From the River to the Sea: There is one Israeli dictatorship [a Free Haifa, 16 November real life expose – originally published in Mondoweiss on 11 November.]
The 4 paragraph ‘verbatim introduction’ only:

Since October 7, dissent inside Israel has been violently put down by the government under the leadership of Itamar Ben-Gvir.
A main achievement of Israeli Apartheid over the years was the division of the Palestinian people. While Jews (and other colonialist settlers of all creeds) may roam freely from the river to the sea and enjoy the whole spectrum of privileges, from free speech to the “right” to expropriate Palestinian land, the native Arab Palestinians are confined to enclaves and divided by different systems of discrimination and oppression, different leaderships and different (illusory) political perspectives.
The semblance of democracy in ‘48 Palestine was a strong weapon in Israel’s propaganda war to claim itself as “basically a democracy,” disturbed only by “temporary occupation” (already 56 years old) of the West Bank and Gaza. The reality for Palestinians in the -48 occupied areas was never democratic: major political parties (al-Ard in the fifties and sixties and the Islamic Movement in the previous decade) were disbanded, and their leaders and activists were persecuted. Systematic ethnic cleansing, home demolition, and land confiscation continued uninterrupted throughout the state of Israel’s 75 years. The participation of some Arab parties in the Zionist Knesset was used internally to constantly incite racist public opinion against them while marketed internationally as proof of Israel’s “lively” democracy.

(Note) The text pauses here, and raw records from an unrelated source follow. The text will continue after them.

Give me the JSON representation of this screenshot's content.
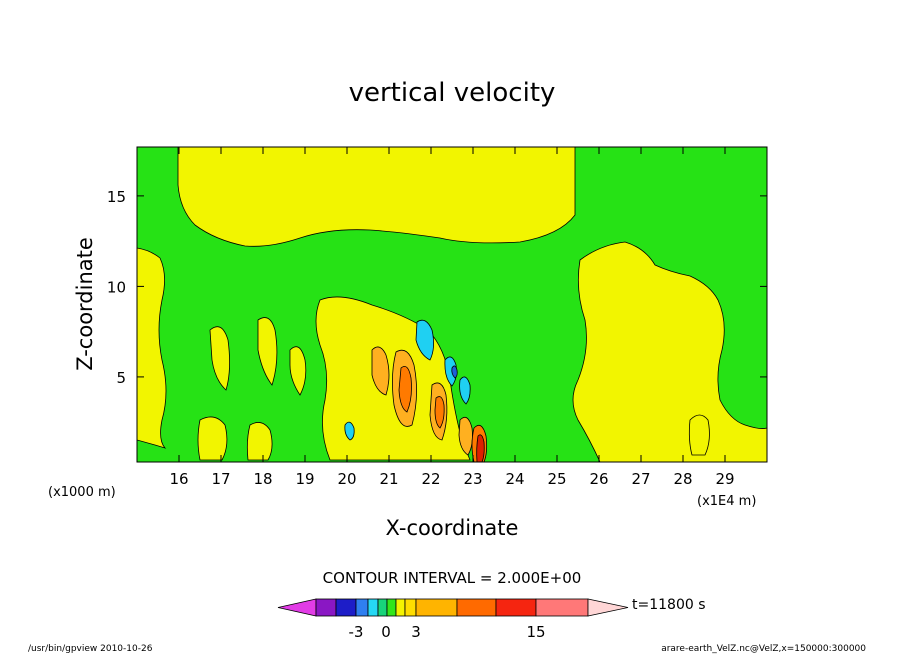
{
  "chart_data": {
    "type": "heatmap",
    "title": "vertical velocity",
    "xlabel": "X-coordinate",
    "ylabel": "Z-coordinate",
    "x_unit_bottom_left": "(x1000 m)",
    "x_unit_bottom_right": "(x1E4 m)",
    "x_ticks": [
      "16",
      "17",
      "18",
      "19",
      "20",
      "21",
      "22",
      "23",
      "24",
      "25",
      "26",
      "27",
      "28",
      "29"
    ],
    "x_tick_values": [
      16,
      17,
      18,
      19,
      20,
      21,
      22,
      23,
      24,
      25,
      26,
      27,
      28,
      29
    ],
    "xlim": [
      15,
      30
    ],
    "y_ticks": [
      "5",
      "10",
      "15"
    ],
    "y_tick_values": [
      5,
      10,
      15
    ],
    "ylim": [
      0.3,
      17.7
    ],
    "contour_interval_text": "CONTOUR INTERVAL = 2.000E+00",
    "colorbar": {
      "labels": [
        "-3",
        "0",
        "3",
        "15"
      ],
      "label_values": [
        -3,
        0,
        3,
        15
      ],
      "time_label": "t=11800 s",
      "colors": [
        "#e23ce6",
        "#8a17c4",
        "#1d1dc8",
        "#2f7ff0",
        "#26d8f4",
        "#18d47a",
        "#33e61a",
        "#f5f400",
        "#ffdd00",
        "#ffb400",
        "#ff6a00",
        "#f52510",
        "#ff7878",
        "#ffb6c1",
        "#ffd6d6"
      ]
    },
    "field_colors": {
      "bg_green": "#26e215",
      "yellow": "#f2f500",
      "orange": "#ffb020",
      "dark_orange": "#ff7a00",
      "red": "#dd2000",
      "cyan": "#1fd0f2",
      "blue": "#1f5fd8"
    }
  },
  "footer": {
    "left": "/usr/bin/gpview  2010-10-26",
    "right": "arare-earth_VelZ.nc@VelZ,x=150000:300000"
  }
}
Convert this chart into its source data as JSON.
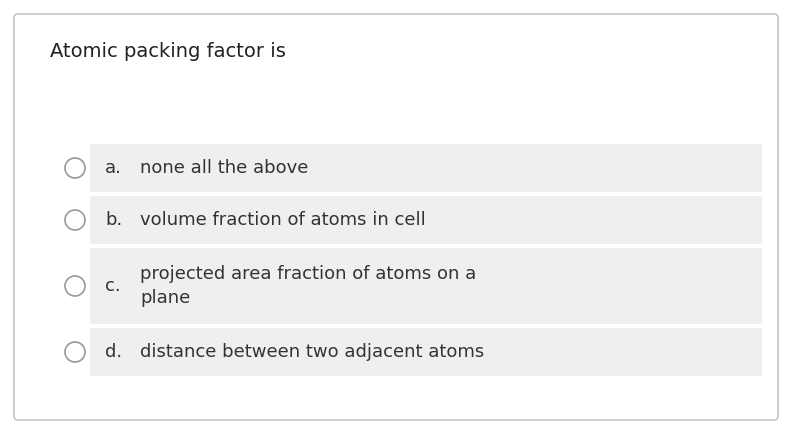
{
  "title": "Atomic packing factor is",
  "options": [
    {
      "label": "a.",
      "text": "none all the above"
    },
    {
      "label": "b.",
      "text": "volume fraction of atoms in cell"
    },
    {
      "label": "c.",
      "text": "projected area fraction of atoms on a\nplane"
    },
    {
      "label": "d.",
      "text": "distance between two adjacent atoms"
    }
  ],
  "bg_color": "#ffffff",
  "border_color": "#bbbbbb",
  "option_bg_color": "#efefef",
  "title_color": "#222222",
  "option_text_color": "#333333",
  "label_color": "#333333",
  "circle_edge_color": "#999999",
  "title_fontsize": 14,
  "option_fontsize": 13,
  "fig_width": 7.92,
  "fig_height": 4.34,
  "dpi": 100
}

While estimating what political activity in 48 would not put us behind bars, we are used to speak of the “democratic margins” that are tolerable by the regime. The width of those margins has changed over the years. From 1948 until 1966, Palestinians under Israeli rule were subject to a military regime that was stricter than what was later imposed in the West Bank: you had to ask for special permission from the military governor even to visit your relatives in the next village. Later, when Israel felt it had become a world-class empire, and when Israeli society became more capitalist and more individualistic, these margins expanded gradually, but never to the level that allowed the Palestinians, who are formal citizens of Israel, any real influence over their, or the country’s, fate.